Bright has represented persons facing the death penalty at trial, on appeals and in post-conviction proceedings since 1979. He argued Amadeo v. Zant before the U.S. Supreme Court in 1988, in which the death sentence was set aside because of racial discrimination. His articles include "Counsel for the Poor: The Death Sentence Not for the Worst Crime, but for the Worst Lawyer," which appeared in the Yale Law Journal, and "Discrimination, Death and Denial: The Tolerance of Racial Discrimination in the Infliction of the Death Penalty," published by the Santa Clara Law Review, among many others.
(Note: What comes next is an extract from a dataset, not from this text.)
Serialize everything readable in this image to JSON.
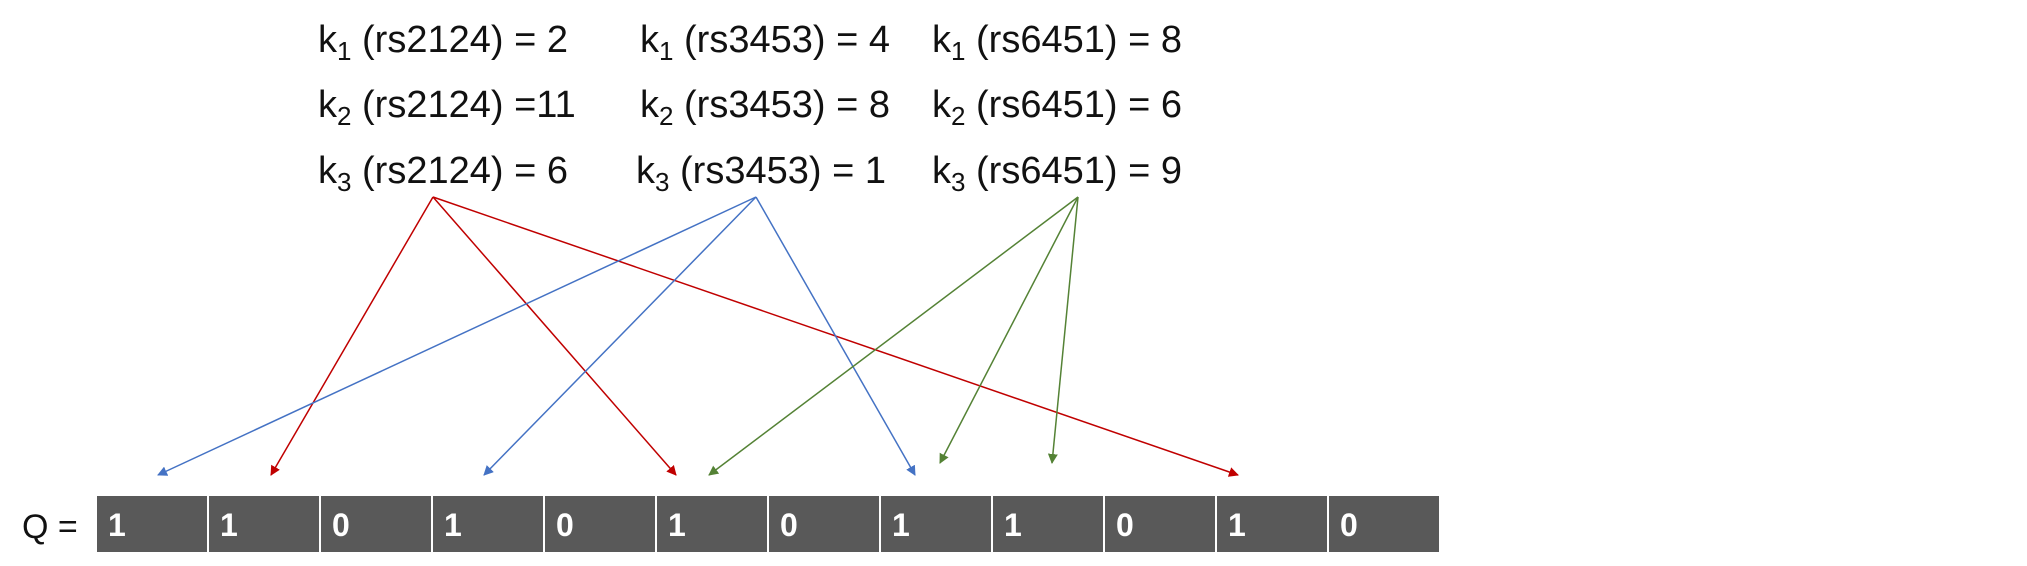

He has also contributed chapters to books and articles to magazines and newspapers, and has testified before committees of both the U.S. Senate and House of Representatives and committees of the legislatures of Connecticut, Georgia and Texas. He served on an American Bar Association Task Force that studied capital punishment issues and made recommendations, ultimately adopted by the American Bar Association with minor modification, to the U.S. Congress about how to improve the fairness of the process by which people are sentenced to death.
Bright has taught courses on capital punishment, criminal procedure, and prisoners' rights at the law schools at Yale, Harvard, Emory, Georgetown, Northeastern, and Florida State universities, and a course on international human rights law and capital punishment at the Institute on World Legal Problems in Innsbruck, Austria, conducted by St. Mary's University School of Law.
He received the American Bar Association's Thurgood Marshall Award, presented at the ABA Annual Meeting in 1998; the Roger Baldwin Medal of Liberty presented in 1991 by the American Civil Liberties Union; the Kutak-Dodds Prize, presented in 1992 by the National Legal Aid & Defender Association; and other awards.